A paralegal is a professional in legal sciences that performs procedures autonomously or semi autonomously. They also work in support or assist professionals related to the legal area of a consultative or judicial litigation nature. Its labor market is broad, including consultancies, companies that have legal departments or that perform legislation compliance activities such as: environmental, labor, controlled products, product registration, trademarks and patents, tax, bidding, among others. Legal offices and public bodies also have many paralegals in support activities although they do not yet use the correct name of the profession[citation needed.
In United States in 1967, the American Bar Association (ABA) endorsed the concept of the paralegal and, in 1968, established its first committee on legal assistants.
The exact nature of their work and limitations that the law places on the tasks they are allowed to undertake vary between nations and jurisdictions. Paralegals generally are not allowed to offer legal services independently in most jurisdictions. In some jurisdictions, paralegals can conduct their own business and are called paralegals, providing services such as settlements, court filings, legal research and other auxiliary legal services; these tasks often have instructions from a solicitor attached.

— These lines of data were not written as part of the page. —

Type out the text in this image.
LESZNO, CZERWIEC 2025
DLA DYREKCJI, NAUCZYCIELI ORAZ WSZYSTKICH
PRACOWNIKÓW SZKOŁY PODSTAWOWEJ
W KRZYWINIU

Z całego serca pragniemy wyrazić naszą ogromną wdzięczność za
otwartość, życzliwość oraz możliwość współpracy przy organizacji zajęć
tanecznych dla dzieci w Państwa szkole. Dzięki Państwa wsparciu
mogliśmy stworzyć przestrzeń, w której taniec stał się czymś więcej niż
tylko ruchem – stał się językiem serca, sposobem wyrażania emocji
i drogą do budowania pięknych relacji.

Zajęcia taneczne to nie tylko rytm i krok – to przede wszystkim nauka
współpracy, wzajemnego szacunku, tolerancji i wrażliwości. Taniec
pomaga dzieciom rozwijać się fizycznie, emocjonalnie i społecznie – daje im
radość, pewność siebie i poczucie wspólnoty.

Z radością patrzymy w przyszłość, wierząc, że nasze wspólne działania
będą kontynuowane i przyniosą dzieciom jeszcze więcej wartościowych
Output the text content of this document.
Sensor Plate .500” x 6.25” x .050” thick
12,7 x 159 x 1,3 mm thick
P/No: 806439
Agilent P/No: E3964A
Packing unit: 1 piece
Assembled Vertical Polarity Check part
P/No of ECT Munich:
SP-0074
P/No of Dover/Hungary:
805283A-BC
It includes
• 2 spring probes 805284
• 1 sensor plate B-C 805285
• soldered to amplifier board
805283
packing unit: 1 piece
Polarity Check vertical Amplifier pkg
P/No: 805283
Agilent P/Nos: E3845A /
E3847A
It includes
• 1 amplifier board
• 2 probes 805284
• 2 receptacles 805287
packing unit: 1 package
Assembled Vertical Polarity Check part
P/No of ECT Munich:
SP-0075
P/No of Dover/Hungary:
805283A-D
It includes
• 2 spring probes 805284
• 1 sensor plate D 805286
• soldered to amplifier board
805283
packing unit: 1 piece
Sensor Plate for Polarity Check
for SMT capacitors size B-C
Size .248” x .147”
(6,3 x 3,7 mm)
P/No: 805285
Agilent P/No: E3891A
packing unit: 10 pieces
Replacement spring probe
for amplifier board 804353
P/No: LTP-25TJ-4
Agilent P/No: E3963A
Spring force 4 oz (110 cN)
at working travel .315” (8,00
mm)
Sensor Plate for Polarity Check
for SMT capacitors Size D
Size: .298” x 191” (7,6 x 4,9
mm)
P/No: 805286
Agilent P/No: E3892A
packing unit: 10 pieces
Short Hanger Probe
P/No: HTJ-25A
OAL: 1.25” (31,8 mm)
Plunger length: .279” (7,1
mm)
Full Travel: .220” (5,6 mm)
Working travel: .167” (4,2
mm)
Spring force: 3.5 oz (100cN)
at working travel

In the United States, a paralegal is protected from some forms of professional liability under the theory that paralegals are working as an enhancement of an attorney, who takes ultimate responsibility for the supervision of the paralegal's work and work product. Paralegals often have taken a prescribed series of courses in law and legal processes. Paralegals may analyze and summarize depositions, prepare and answer interrogatories, draft procedural motions and other routine briefs, perform legal research and analysis, draft research memos, and perform case and project management. Paralegals often handle drafting much of the paperwork in probate cases, divorce actions, bankruptcies, and investigations. Consumers of legal services are typically billed for the time paralegals spend on their cases. In the United States, they are not authorized by the government or other agency to offer legal services (including legal advice) except in Washington State in the same way as lawyers, nor are they officers of the court, nor are they usually subject to government-sanctioned or court-sanctioned rules of conduct. In some jurisdictions (Ontario, Canada, for example) paralegals are licensed and regulated the same way that lawyers are and these licensed professionals may be permitted to provide legal services to the public and appear before certain lower courts and administrative tribunals.